Y tengo entendido que Jesucristo Nuestro Señor no fumaba.
Jesus does not smoke.”

Griselda Pulido, Lucía Luján’s best-friend-forever, heard Araceli’s
chilanga
accent, and began to pepper her with questions about Mexico City. Griselda had long thought of Mexico’s capital as a kind of Paris, a destination she would visit one day in solemn pilgrimage, a place where a woman with Mexican roots might escape her fraught American existence and find her true self.

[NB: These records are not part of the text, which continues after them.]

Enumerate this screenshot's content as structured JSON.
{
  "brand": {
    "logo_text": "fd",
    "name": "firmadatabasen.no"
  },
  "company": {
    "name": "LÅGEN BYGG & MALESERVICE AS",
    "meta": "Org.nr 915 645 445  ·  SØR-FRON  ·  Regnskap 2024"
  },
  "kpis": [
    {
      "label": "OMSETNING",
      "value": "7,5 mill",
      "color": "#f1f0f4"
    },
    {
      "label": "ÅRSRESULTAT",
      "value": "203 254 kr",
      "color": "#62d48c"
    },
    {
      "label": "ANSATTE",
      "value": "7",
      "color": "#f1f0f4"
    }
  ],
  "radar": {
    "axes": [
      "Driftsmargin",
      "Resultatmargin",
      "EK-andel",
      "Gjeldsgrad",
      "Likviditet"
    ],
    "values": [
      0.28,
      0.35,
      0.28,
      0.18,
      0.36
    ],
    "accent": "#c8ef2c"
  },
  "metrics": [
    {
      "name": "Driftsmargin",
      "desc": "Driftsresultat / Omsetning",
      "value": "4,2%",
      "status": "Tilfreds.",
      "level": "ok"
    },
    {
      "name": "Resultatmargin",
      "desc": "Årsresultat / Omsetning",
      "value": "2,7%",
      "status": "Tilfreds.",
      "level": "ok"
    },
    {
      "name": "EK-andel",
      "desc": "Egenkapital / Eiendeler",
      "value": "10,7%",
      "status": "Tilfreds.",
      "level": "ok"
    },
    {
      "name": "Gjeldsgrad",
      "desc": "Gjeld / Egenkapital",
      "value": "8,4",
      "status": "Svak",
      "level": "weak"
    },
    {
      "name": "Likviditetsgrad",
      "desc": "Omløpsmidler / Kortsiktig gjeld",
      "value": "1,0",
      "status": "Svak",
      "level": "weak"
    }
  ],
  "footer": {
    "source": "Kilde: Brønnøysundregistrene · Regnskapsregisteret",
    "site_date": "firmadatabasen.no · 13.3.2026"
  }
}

She wanted to know where the
chilangos
went out at night, what rock bands they listened to, and at which nightclubs they danced. “What is the Palacio de Bellas Artes like?” Griselda Pulido asked. Switching to Spanglish, she asked,
“Tienen las pinturas de Frida allí,
or do you have to go to her house in Coyoacán?”

To Araceli, this woman Griselda seemed as intelligent and curious as Lucía, but with a tragic air that was only heightened by the velvet eye shadow she wore, and cross-combed hair that ran down her forehead and crashed upon the eyebrows. “I got into Brown, which is in Rhode Island,
and I thought I’d hang out over there on the East Coast with Lucía, but I couldn’t go,” Griselda said, and Araceli looked her straight in the eye to say,
I understand completely.
Going to school for as long as they wanted was one of those things
latinoamericana
girls couldn’t do, and hadn’t been able to do for centuries, the same inequity having kept at least one of Araceli’s grandmothers illiterate her entire life.
Our feminine emancipation is incomplete: maybe our daughters, if we ever have any, will be free.
Araceli tried to answer Griselda’s questions about Mexico’s capital city as best she could, even though she was a bit thrown by the way Griselda weaved English and Spanish together, so freely and without care.